Two months later, Shvedova and King captured the US Open title. “A couple of weeks after [Wimbledon], we were still pinching ourselves,” Shvedova told the WTA website. “We were saying, ‘Do you understand that we won Wimbledon?’ “We could not believe, in our heads, that we had won Wimbledon, because since you are a child, it is so far and unreachable.
Then, when you reach it, you cannot understand it and digest it, in a way”.
Shvedova recalls earning a place at the London Olympics
Shvedova was eager to earn a spot for the 2012 London Olympics and she did so at the last moment.
“I was playing qualification and hoping to win just one round, praying to God, because for the last two months I had been losing first round,” she said. “I had given up on the idea of qualifying for the Olympics, my first Olympics, in London.

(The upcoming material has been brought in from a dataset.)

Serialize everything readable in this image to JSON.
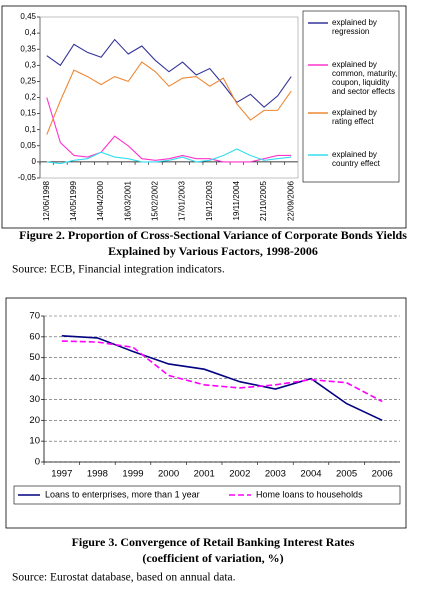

I thought that there was no chance, but round by round, I qualified and won rounds in the main draw. “And then playing the defending champion [Li Na] when I am a qualifier, and the night before finding out that if I beat her, I would qualify for the Olympics, there was a lot of energy there.
“This information pushed me to fight to the end. Like a bulldog, I never let her go, beating her. I was the last one into the London Olympics”. Shvedova, a former world No. 25, announced her retirement from professional tennis during last week's Astana Open in Nur-Sultan.